Saturday, May 13, 2023

Lone Wolf for a Good Cause?

 I encountered a small statue in a garden on a walking tour of Konstanz, Germany. Our guide explained the significance; this was a bust of Johann Georg Elser (1903-1945). As she recounted the story, it seemed familiar. Then I remembered--I read about the incident in Agent Sonya by Ben McIntyre.


Georg was a German carpenter and craftsman who valued freedom and rights for the workers in the Third Reich. He sympathized with the needy since he grew up in a family that struggled economically.
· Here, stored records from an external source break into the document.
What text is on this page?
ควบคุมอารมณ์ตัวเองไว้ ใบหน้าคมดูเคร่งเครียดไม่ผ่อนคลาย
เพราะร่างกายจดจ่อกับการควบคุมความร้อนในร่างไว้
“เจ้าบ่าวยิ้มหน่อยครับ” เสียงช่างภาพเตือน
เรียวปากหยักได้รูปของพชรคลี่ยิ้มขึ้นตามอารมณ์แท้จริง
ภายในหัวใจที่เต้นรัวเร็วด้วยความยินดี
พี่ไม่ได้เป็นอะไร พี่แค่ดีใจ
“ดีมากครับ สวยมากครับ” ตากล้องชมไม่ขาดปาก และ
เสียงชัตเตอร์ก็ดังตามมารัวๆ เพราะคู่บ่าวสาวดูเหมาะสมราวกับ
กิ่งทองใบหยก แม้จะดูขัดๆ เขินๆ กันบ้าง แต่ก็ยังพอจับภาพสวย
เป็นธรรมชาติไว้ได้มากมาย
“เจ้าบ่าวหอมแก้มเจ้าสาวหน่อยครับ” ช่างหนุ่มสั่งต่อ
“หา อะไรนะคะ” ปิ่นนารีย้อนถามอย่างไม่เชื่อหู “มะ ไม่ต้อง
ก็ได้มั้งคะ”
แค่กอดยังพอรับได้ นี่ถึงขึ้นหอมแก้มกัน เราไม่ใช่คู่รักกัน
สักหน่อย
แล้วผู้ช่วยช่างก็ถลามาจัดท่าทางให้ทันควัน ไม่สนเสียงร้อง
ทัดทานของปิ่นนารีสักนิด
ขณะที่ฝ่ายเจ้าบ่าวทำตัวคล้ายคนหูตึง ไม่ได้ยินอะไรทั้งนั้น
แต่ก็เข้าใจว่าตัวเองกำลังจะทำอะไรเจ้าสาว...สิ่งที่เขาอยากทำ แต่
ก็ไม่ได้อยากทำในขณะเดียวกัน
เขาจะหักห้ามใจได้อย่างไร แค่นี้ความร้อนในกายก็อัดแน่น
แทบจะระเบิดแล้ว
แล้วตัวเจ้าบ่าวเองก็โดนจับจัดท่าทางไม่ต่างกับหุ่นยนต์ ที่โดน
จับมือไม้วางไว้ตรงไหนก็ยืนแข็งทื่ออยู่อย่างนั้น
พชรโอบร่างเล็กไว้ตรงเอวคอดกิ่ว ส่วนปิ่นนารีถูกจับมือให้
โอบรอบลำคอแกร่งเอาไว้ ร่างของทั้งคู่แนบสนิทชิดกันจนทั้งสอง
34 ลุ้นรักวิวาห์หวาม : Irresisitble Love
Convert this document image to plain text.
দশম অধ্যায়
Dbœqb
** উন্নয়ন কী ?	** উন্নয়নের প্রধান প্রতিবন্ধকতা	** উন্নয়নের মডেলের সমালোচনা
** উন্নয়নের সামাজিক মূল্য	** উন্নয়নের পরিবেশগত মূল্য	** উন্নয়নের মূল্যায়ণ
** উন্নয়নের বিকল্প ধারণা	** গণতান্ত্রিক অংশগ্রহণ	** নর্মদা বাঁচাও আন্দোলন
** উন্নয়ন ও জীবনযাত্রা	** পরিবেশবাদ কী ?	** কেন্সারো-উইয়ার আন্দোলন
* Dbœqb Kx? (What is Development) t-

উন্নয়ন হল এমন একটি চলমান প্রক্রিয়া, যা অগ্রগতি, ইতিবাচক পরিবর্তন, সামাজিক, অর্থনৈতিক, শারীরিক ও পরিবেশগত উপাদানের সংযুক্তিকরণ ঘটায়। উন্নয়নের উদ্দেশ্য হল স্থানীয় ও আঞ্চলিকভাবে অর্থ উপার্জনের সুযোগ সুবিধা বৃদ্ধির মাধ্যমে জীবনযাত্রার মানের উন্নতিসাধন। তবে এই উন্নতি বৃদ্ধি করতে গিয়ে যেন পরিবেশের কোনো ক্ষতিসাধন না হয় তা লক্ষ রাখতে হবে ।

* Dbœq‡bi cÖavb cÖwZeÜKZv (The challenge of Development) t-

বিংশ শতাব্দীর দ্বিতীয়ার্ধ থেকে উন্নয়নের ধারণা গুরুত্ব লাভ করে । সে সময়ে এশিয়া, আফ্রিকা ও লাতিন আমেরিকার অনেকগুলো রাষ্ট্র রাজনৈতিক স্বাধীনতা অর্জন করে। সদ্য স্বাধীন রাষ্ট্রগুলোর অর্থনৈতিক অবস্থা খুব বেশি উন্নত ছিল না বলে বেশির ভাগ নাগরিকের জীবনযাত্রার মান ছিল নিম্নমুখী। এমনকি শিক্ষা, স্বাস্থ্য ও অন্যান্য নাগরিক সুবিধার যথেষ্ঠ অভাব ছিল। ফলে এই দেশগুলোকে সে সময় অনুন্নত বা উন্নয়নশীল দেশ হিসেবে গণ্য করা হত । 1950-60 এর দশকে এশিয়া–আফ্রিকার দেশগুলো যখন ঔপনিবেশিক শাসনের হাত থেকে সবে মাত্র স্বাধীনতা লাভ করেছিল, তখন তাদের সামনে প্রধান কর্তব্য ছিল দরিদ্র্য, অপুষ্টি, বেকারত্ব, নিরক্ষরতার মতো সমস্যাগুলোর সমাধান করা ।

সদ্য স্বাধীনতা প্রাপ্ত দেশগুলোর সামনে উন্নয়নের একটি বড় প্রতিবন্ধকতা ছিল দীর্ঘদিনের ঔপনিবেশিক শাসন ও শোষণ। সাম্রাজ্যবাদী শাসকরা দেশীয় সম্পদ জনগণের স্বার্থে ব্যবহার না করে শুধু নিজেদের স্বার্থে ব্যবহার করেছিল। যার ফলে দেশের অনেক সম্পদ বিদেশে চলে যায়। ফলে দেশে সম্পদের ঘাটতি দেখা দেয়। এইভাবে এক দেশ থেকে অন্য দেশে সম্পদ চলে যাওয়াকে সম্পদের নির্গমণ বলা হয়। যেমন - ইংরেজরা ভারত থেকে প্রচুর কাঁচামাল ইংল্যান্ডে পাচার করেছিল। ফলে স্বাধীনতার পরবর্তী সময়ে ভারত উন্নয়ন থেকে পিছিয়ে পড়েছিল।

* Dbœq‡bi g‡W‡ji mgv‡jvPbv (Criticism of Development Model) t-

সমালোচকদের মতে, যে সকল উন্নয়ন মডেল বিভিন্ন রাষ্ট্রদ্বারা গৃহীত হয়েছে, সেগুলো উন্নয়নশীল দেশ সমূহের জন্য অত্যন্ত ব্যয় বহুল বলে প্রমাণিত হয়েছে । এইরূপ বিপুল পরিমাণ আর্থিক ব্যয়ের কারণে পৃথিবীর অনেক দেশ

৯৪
He worked in Konstanz, Germany, reportedly some of the happiest years of his short life. 

He managed to resist the Nazi party with small acts, such as refusing to listen to radio broadcasts of Hitler's speeches and to salute with arm extended. As a biographer of Hitler, Ian Kershaw said, "he was a single person, an ordinary German, a man from the working class, acting without the help and or knowledge of anyone else." 

Georg Elser's actions remind one of the question of the morality of exposing innocent victims to danger in the cause for good. Are accidental deaths as a result of an assassination of an evil leader justified? Mr. Elser engaged in other forms of protest which obviously were insufficient to counter the rise of Hitler. 

Disgusted by the Nazis, he meticuously planned and nearly executed a bombing on November 8, 1939 that would have killed or seriously injured Hitler and other highly placed Nazi officers. Hitler gave a speech at a beer hall in Munich every November 8 to commemorate his attempted putsch on that date in 1923. Unfortunately, Hitler left the beer hall (one of his favorite) before the bomb detonated, ostensibly to catch a train. Several people were killed, none were the brass of the Nazi regime.

Georg was long gone when the bomb exploded. He was arrested, in Konstanz, for smuggling, while  attempting to cross into Switzerland. When his knapsack was searched, police found tools and a postcard of the beer hall, incriminating evidence. Georg was sent to Munich and then Berlin where he was tortured by high ranking officials. Then shipped off to Sachsenhausen, where he spent years, until he was executed at Dachau in 1945. The Germans kept him alive as a symbol of British intelligence involvement rather than German resistance. Hitler was certain that Esler alone could not have carried out a plot to assassinate him.

Evidently, the Germans remained convinced. Finally, in the 1960's interrogation transcripts were found. Not until the 1980's was Georg Elser memorialized as a hero. Georg himself wrote of his misgivings about the killing of innocent victims for the purposes of freedom and destroying evil. He said, "I wanted to prevent the war!" 

https://www.fritz-bauer-forum.de/en/datenbank/johann-georg-elser-3/

https://www.gdw-berlin.de/en/recess/topics/7-georg-elser-and-the-assassination-attempt-of-november-8-1939/

https://www.dw.com/en/hitlers-would-be-assassin-a-lone-wolf-who-acted-on-his-ideals/a-51156209

Note: Any mistakes are my responsibility. It is difficult to ferret out fact from fiction in the numerous accounts of this story.